(Original Review, 1981-01-18)
The book industry is becoming like the film industry; no new ideas so just reboot or copy a previous story...Star Trek Into Darkness being the most cynical by simply reorganizing original a Trek film script and a couple of cases word for word.
"Rosencrantz and Guildernstern are Dead" (an) "interesting, imaginative reworkings of Shakespeare". Up to a point, Lord Copper. R&G riffs marvellously on Hamlet. But it relies on the audience having a pretty solid knowledge of the play, even down to some of the more minor characters in it, and being able to fit them into the large context. The basic pitch --- that the smaller characters have lives of their own --- plays out in front of the (almost completely unseen) "other play". I wonder how many people enjoy R&G without having Hamlet pretty well to hand: not many, to judge from the dire film of it a few years ago.
It's one thing to write a text that stands on its own but uses some elements of Shakespeare for those that want to spot it (10 Things I Hate About You) and another to write a text that is intimately bound up with a text you're assumed to know (R&G). But what's being proposed here is a standalone text which doesn't assume you know the play already, but which also provides a gloss on (presumably) most of the play. Whole other situation.
(Amusingly, an extract from R&G was one of the unseen texts in the SAT "English Literature" subject test this month. That must have been fun for some of the people taking it). I'm not 'against' it like some of the commenters seem to be but this is about the 100th time I can remember in the last 20 years or so that there has been some scheme to 'bring Shakespeare back to life' and it is pretty daft.

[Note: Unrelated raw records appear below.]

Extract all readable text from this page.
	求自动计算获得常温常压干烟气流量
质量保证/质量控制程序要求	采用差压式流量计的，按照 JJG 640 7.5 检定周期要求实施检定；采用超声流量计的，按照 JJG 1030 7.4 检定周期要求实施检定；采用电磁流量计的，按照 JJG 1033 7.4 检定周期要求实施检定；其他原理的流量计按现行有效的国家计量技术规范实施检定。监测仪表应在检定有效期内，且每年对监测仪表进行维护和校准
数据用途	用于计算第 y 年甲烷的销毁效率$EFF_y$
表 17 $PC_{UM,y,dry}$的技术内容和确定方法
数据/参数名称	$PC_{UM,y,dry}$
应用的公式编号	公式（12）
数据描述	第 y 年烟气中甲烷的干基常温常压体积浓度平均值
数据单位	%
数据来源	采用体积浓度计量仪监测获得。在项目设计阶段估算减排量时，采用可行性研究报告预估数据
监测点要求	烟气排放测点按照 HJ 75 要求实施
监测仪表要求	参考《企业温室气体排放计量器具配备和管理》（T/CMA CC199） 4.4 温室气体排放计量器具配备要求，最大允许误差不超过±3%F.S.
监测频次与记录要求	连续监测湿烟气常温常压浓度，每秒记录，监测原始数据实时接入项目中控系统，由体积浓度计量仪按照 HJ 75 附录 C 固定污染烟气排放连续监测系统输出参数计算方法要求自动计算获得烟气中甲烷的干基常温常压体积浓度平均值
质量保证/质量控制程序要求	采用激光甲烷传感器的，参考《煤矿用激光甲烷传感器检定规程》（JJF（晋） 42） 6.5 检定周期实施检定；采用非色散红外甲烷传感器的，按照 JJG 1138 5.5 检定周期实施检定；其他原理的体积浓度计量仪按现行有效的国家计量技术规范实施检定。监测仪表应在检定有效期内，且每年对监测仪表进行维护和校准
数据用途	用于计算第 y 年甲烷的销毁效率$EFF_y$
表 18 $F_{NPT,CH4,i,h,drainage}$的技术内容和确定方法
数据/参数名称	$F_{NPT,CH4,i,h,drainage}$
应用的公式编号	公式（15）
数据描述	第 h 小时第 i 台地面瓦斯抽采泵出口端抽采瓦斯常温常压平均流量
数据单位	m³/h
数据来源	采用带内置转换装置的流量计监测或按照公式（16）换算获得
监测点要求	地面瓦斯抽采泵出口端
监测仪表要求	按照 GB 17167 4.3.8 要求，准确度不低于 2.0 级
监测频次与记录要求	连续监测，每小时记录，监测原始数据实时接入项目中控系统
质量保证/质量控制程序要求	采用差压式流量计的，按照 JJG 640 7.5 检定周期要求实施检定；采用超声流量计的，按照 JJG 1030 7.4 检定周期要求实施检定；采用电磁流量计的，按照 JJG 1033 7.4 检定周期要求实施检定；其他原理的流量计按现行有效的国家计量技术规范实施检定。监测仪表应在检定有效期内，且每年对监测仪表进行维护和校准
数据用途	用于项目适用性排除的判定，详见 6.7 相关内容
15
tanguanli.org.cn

Shakespeare is still important to the 'template' for drama, scholars will point out that he (or they...) didn't invent anything but wherever it comes from people are still using Shakespeare all the time.
One would think writers, if they have any professional integrity at all, would have sufficient respect for another writer to leave his work alone. But then, of course, there's that money-thing that tempers respect for others.

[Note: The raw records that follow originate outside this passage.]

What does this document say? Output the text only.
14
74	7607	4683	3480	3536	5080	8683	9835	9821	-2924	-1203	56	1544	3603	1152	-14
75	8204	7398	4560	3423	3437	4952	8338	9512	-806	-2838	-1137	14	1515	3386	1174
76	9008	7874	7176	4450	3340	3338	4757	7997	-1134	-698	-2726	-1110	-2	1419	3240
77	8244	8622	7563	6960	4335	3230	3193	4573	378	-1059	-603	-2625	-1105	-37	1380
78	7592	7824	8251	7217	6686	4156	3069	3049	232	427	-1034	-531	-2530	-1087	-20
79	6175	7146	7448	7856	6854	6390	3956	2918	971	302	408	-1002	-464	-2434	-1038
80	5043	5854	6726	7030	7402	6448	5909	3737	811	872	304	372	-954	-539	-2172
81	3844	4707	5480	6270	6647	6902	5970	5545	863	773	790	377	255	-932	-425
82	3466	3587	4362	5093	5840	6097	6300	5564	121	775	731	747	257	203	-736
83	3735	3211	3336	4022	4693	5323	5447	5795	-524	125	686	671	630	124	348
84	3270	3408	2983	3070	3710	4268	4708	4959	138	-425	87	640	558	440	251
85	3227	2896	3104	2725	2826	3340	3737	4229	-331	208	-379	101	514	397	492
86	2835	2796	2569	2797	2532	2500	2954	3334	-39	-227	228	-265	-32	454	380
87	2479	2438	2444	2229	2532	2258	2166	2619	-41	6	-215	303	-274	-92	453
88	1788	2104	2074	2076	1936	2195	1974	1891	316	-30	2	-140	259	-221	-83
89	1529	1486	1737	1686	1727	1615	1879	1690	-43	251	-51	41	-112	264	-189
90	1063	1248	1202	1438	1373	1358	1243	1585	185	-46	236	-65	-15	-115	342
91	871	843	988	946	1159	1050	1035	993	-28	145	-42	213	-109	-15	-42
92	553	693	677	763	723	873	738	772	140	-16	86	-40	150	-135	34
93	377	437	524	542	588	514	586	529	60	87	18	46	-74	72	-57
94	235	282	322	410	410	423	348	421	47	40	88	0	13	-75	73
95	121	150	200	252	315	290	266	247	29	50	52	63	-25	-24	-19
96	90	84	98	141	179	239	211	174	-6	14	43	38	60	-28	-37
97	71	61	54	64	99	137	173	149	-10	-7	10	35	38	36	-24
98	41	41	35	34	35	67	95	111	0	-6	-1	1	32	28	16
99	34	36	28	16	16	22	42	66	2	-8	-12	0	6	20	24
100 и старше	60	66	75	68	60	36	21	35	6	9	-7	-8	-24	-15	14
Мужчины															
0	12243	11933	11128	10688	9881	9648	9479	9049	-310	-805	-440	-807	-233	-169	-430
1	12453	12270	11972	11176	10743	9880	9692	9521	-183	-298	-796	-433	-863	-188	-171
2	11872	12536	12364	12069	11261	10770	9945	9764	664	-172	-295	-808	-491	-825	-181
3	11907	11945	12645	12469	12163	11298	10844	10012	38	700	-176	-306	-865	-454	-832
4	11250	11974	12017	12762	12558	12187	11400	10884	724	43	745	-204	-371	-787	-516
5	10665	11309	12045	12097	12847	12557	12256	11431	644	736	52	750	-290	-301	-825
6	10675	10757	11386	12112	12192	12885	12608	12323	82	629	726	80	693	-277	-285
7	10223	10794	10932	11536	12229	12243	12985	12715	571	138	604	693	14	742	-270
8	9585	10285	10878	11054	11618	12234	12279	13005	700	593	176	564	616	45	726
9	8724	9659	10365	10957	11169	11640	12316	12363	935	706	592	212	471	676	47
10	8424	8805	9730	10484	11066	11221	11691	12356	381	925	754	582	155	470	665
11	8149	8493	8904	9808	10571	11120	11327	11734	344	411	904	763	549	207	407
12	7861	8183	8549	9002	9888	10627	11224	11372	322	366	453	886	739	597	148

Let's see: Shakespeare died, and five centuries later rewriting his works (which is not at all the same as creating original adaptations, whether it is “Rosenkrantz and Guildenstern are Dead” or “West Side Story”), but rewriting his works. What a way to note his death: arrogantly believing his works need resurrecting and thinking you can manage it. Oh, my.
I can't help feeling as though this is like 'pyramid selling' as the whole exercise stinks of little to do with literature. "IT", I believe is another prime example of the risk averse publishers exploitation. Exploiting Shakespeare - again, exploiting the talent of authors by coercing them to void originality and re-hash, and exploiting consumers with such a blatant marketing spin. Random House should know better, this, even if good will be the literary equivalent of big brother. The literati academics are quick to knock Jourdan and her 50th book out (she must be the only author to have written more books than she has read) - but this is just a highbrow version of the same thing!

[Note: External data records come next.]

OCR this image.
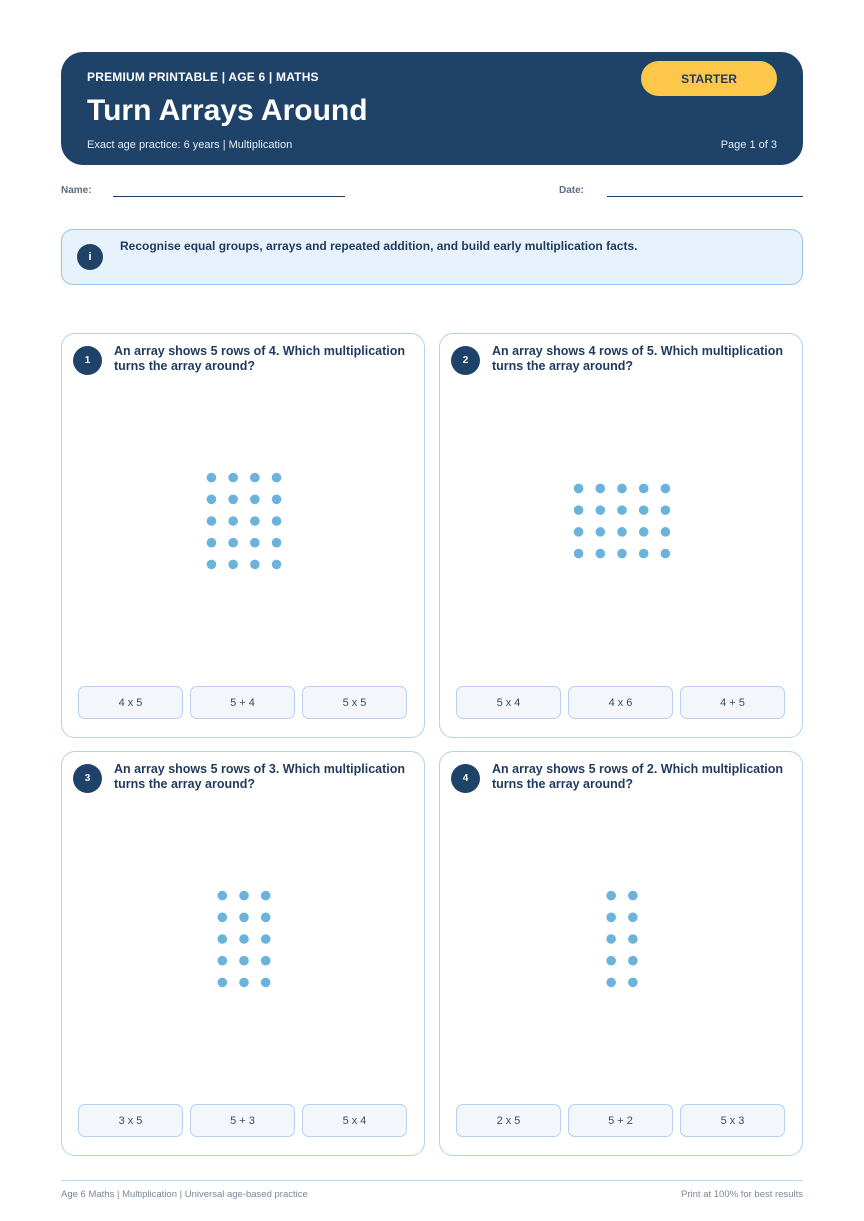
PREMIUM PRINTABLE | AGE 6 | MATHS
Turn Arrays Around
Exact age practice: 6 years | Multiplication	Page 1 of 3
STARTER
Name:	Date:
i
Recognise equal groups, arrays and repeated addition, and build early multiplication facts.
1
An array shows 5 rows of 4. Which multiplication turns the array around?
4 x 5	5 + 4	5 x 5
2
An array shows 4 rows of 5. Which multiplication turns the array around?
5 x 4	4 x 6	4 + 5
3
An array shows 5 rows of 3. Which multiplication turns the array around?
3 x 5	5 + 3	5 x 4
4
An array shows 5 rows of 2. Which multiplication turns the array around?
2 x 5	5 + 2	5 x 3
Age 6 Maths | Multiplication | Universal age-based practice	Print at 100% for best results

This has nothing to do with writing, or literature, just sales. I know I got some shit because of the style and content of my book, but at least I can stand up and say it had integrity. Sadly, I remember the National Gallery pulling a similar carry-on with famous paintings.
The idea that contemporary authors cannot create genuinely new work inspired by the canon is very narrow, and if you'll forgive me, probably held by people who are not themselves writers. Winterson has frequently proposed in her own novels that stories are not linear, static objects. She has an extraordinary gift of invention and I am sure is quite capable of adding to the joy of The Winter's Tale by working through in her own mind what the play might mean to her, and to us. Even school-level reading of Shakespeare is an act of reinvention and interpretation. I think we should look forward to that act being performed by a writer of her distinction. But will their poetic and dramatic skills be up to it ? If genuine, why not bring to the masses more overlooked greats like Chaucer, Blake, Homer? We all know Shakespeare is a household name, throw in a known writer and BOOM - literary recycling.